Information Processing Letters ( IF 0.7 ) Pub Date : 2016-10-27 , DOI: 10.1016/j.ipl.2016.10.003 Marius Nicolae 1 , Sanguthevar Rajasekaran 1
We consider the problem of pattern matching with k mismatches, where there can be don't care or wild card characters in the pattern. Specifically, given a pattern P of length m and a text T of length n, we want to find all occurrences of P in T that have no more than k mismatches. The pattern can have don't care characters, which match any character. Without don't cares, the best known algorithm for pattern matching with k mismatches has a runtime of . With don't cares in the pattern, the best deterministic algorithm has a runtime of . Therefore, there is an important gap between the versions with and without don't cares.

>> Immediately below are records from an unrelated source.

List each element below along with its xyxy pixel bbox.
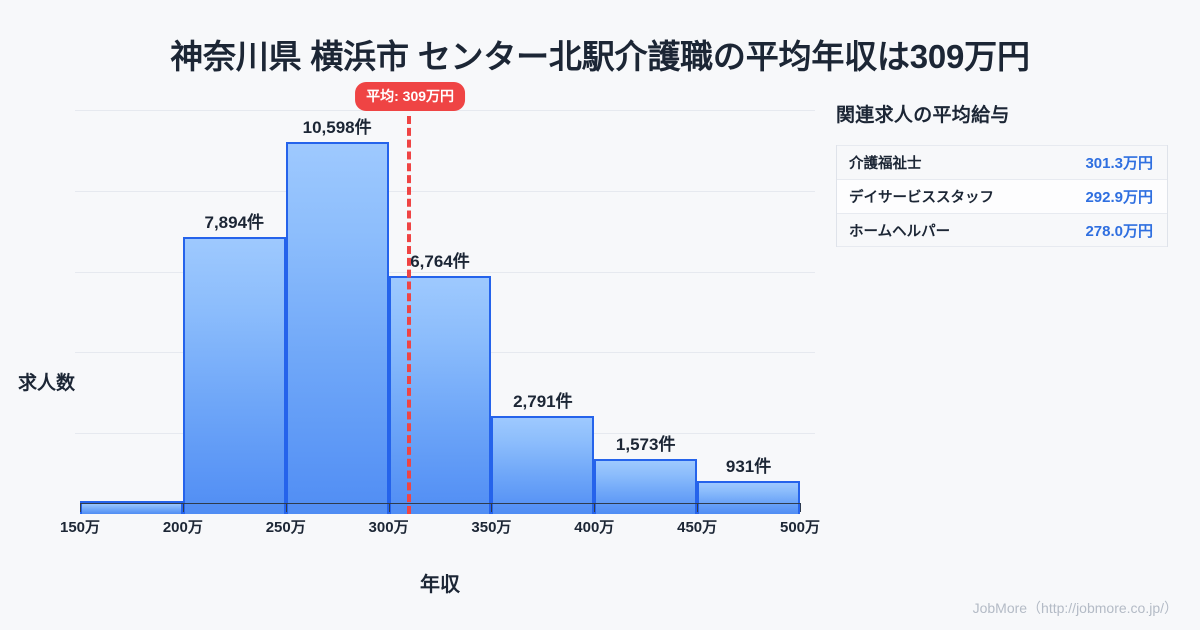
x-axis-tick <box>800 503 801 512</box>
bar-value-label: 6,764件 <box>410 252 470 272</box>
x-axis-tick-label: 500万 <box>779 519 821 536</box>
x-axis-tick-label: 450万 <box>677 519 718 536</box>
histogram-bar[interactable]: 10,598件 <box>285 118 389 514</box>
related-salary-title: 関連求人の平均給与 <box>836 105 1010 126</box>
page-title: 神奈川県 横浜市 センター北駅介護職の平均年収は309万円 <box>170 38 1030 75</box>
x-axis-tick <box>80 503 81 512</box>
salary-role-name: ホームヘルパー <box>849 223 951 240</box>
y-axis-title: 求人数 <box>18 373 76 394</box>
x-axis-tick-label: 300万 <box>368 519 409 536</box>
bar-value-label: 1,573件 <box>615 434 676 454</box>
x-axis-tick <box>594 503 596 512</box>
histogram-bar[interactable]: 7,894件 <box>182 213 286 514</box>
x-axis-line <box>80 503 800 504</box>
histogram-bar[interactable]: 6,764件 <box>388 252 492 514</box>
x-axis-tick <box>182 503 184 512</box>
salary-role-name: 介護福祉士 <box>849 156 922 172</box>
related-salary-table: 介護福祉士 301.3万円デイサービススタッフ 292.9万円ホームヘルパー 278.… <box>836 145 1168 247</box>
salary-table-row[interactable]: 介護福祉士 301.3万円 <box>837 145 1167 179</box>
salary-table-row[interactable]: ホームヘルパー 278.0万円 <box>837 213 1167 247</box>
bars-layer: 7,894件 10,598件 6,764件 2,791件 1,573件 931件 <box>80 110 800 514</box>
watermark: JobMore（http://jobmore.co.jp/） <box>972 600 1178 616</box>
bar-value-label: 931件 <box>725 457 772 477</box>
x-axis-tick <box>388 503 390 512</box>
x-axis-tick-label: 150万 <box>59 519 101 536</box>
gridline <box>75 271 815 273</box>
x-axis-tick-label: 350万 <box>471 519 512 536</box>
related-salary-panel: 関連求人の平均給与 介護福祉士 301.3万円デイサービススタッフ 292.9万円ホ… <box>836 100 1172 247</box>
x-axis-tick <box>697 503 699 512</box>
salary-role-name: デイサービススタッフ <box>849 190 994 206</box>
histogram-bar[interactable]: 1,573件 <box>594 435 698 514</box>
histogram-bar[interactable]: 2,791件 <box>491 392 595 514</box>
average-badge: 平均: 309万円 <box>355 82 466 111</box>
bar-value-label: 10,598件 <box>302 117 372 137</box>
histogram-bar[interactable]: 931件 <box>697 457 800 514</box>
histogram-chart: 求人数 7,894件 10,598件 6,764件 2,791件 1,573件 931件 … <box>0 82 830 608</box>
x-axis-title: 年収 <box>420 574 460 596</box>
bar-value-label: 7,894件 <box>204 212 265 232</box>
x-axis-tick <box>285 503 287 512</box>
x-axis-tick <box>491 503 493 512</box>
salary-amount: 292.9万円 <box>1085 189 1153 206</box>
plot-area: 7,894件 10,598件 6,764件 2,791件 1,573件 931件 <box>75 99 815 514</box>
salary-amount: 278.0万円 <box>1085 222 1153 240</box>
x-axis-tick-label: 250万 <box>265 519 306 536</box>
gridline <box>75 190 815 192</box>
x-axis-tick-label: 200万 <box>162 519 203 536</box>
salary-amount: 301.3万円 <box>1085 155 1153 172</box>
salary-table-row[interactable]: デイサービススタッフ 292.9万円 <box>837 179 1167 213</box>
bar-value-label: 2,791件 <box>513 391 573 411</box>
average-line-marker <box>407 116 412 514</box>
x-axis-tick-label: 400万 <box>574 519 615 536</box>
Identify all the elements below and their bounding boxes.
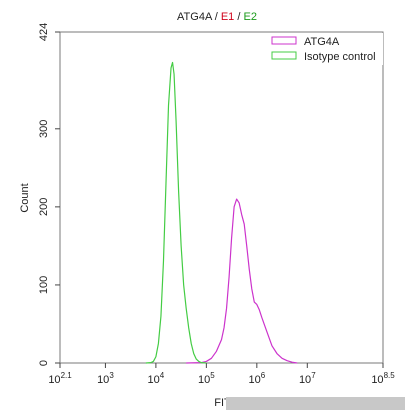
y-tick-label: 424 [38, 23, 50, 41]
chart-title-e1: E1 [221, 11, 234, 23]
x-tick-label: 102.1 [48, 371, 72, 386]
chart-title: ATG4A / E1 / E2 [177, 11, 257, 23]
chart-title-e2: E2 [243, 11, 256, 23]
legend-swatch [271, 51, 297, 60]
series-line-isotype-control [145, 61, 207, 364]
x-tick-label: 104 [148, 371, 165, 386]
y-tick-label: 100 [38, 276, 50, 294]
x-tick-label: 106 [248, 371, 265, 386]
legend-box [268, 33, 383, 65]
x-tick-label: 108.5 [371, 371, 395, 386]
series-line-atg4a [186, 198, 298, 364]
y-tick-label: 0 [38, 360, 50, 366]
legend-label: Isotype control [304, 51, 376, 63]
x-tick-label: 107 [299, 371, 316, 386]
plot-area: 0 100 200 300 424 102.1 103 104 105 106 107 108.5 AT… [38, 23, 395, 386]
y-tick-label: 200 [38, 198, 50, 216]
x-tick-label: 103 [97, 371, 114, 386]
y-tick-label: 300 [38, 120, 50, 138]
bottom-overlay-bar [226, 397, 405, 410]
legend-swatch [271, 36, 297, 45]
chart-title-prefix: ATG4A / [177, 11, 221, 23]
y-axis-title: Count [19, 183, 31, 212]
x-tick-label: 105 [198, 371, 215, 386]
plot-frame [59, 31, 384, 364]
legend-label: ATG4A [304, 36, 340, 48]
chart-title-separator: / [234, 11, 243, 23]
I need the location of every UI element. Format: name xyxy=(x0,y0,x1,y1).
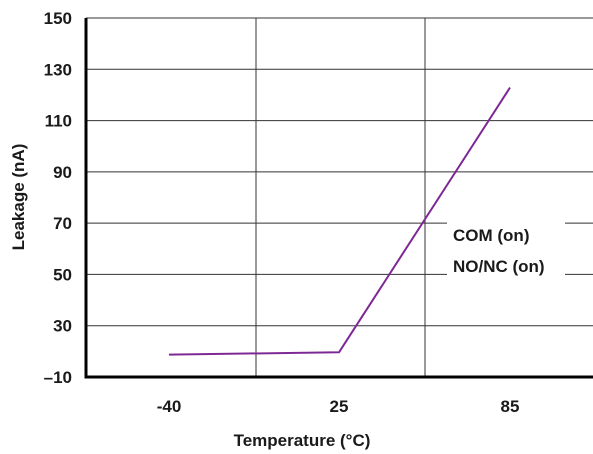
y-tick-label: 150 xyxy=(44,9,72,28)
x-tick-label: -40 xyxy=(157,397,182,416)
y-tick-label: 50 xyxy=(53,265,72,284)
y-tick-label: 90 xyxy=(53,163,72,182)
legend: COM (on) NO/NC (on) xyxy=(453,226,545,276)
y-tick-label: 30 xyxy=(53,317,72,336)
axes xyxy=(84,18,593,379)
legend-label: NO/NC (on) xyxy=(453,257,545,276)
y-axis-title: Leakage (nA) xyxy=(9,144,28,251)
grid-lines xyxy=(86,17,593,377)
x-tick-label: 85 xyxy=(501,397,520,416)
legend-label: COM (on) xyxy=(453,226,529,245)
y-tick-labels: –10 30 50 70 90 110 130 150 xyxy=(44,9,72,387)
y-tick-label: 70 xyxy=(53,214,72,233)
x-tick-label: 25 xyxy=(330,397,349,416)
y-tick-label: 130 xyxy=(44,60,72,79)
x-tick-labels: -40 25 85 xyxy=(157,397,520,416)
y-tick-label: –10 xyxy=(44,368,72,387)
legend-backgrounds xyxy=(447,220,565,278)
series-lines xyxy=(168,87,511,356)
x-axis-title: Temperature (°C) xyxy=(234,431,371,450)
series-line-no-nc-on xyxy=(168,87,511,356)
legend-background xyxy=(447,220,565,278)
y-tick-label: 110 xyxy=(45,112,72,131)
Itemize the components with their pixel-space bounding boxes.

In this paper we give an algorithm whose runtime increases with the number of don't cares. We define an island to be a maximal length substring of P that does not contain don't cares. Let q be the number of islands in P. We present an algorithm that runs in time. If the number of islands q is this runtime becomes , which essentially matches the best known runtime for pattern matching with k mismatches without don't cares. If the number of islands q is , this algorithm is asymptotically faster than the previous best algorithm for pattern matching with k mismatches with don't cares in the pattern.
中文翻译:
在模式匹配中,k个不匹配,很少有人在乎。
我们考虑了k个不匹配的模式匹配问题,其中模式中可能存在无关位或通配符。具体地,给出的图案P的长度米和文本牛逼的长度ñ,我们要找出所有出现的P在牛逼有不超过ķ不匹配。模式可以包含与任何字符匹配的无关字符。不用担心,最著名的k匹配模式匹配算法的运行时间为。不管模式如何,最佳确定性算法的运行时间为。因此,有无无关项的版本之间存在重要的差距。
在本文中,我们给出了一种算法,其运行时间随“无关”的次数而增加。我们将岛定义为P的最大长度子串,其中不包含无所谓。令q为P中的岛数。我们提出了一种在时间。如果岛数q是 这个运行时变成 ,这基本上与最著名的运行时匹配,可以匹配模式k个不匹配的内容,而无需关心。如果岛数q是,此算法比以前的最佳算法(渐进式快)快,该算法用于k个不匹配且模式无关的模式匹配。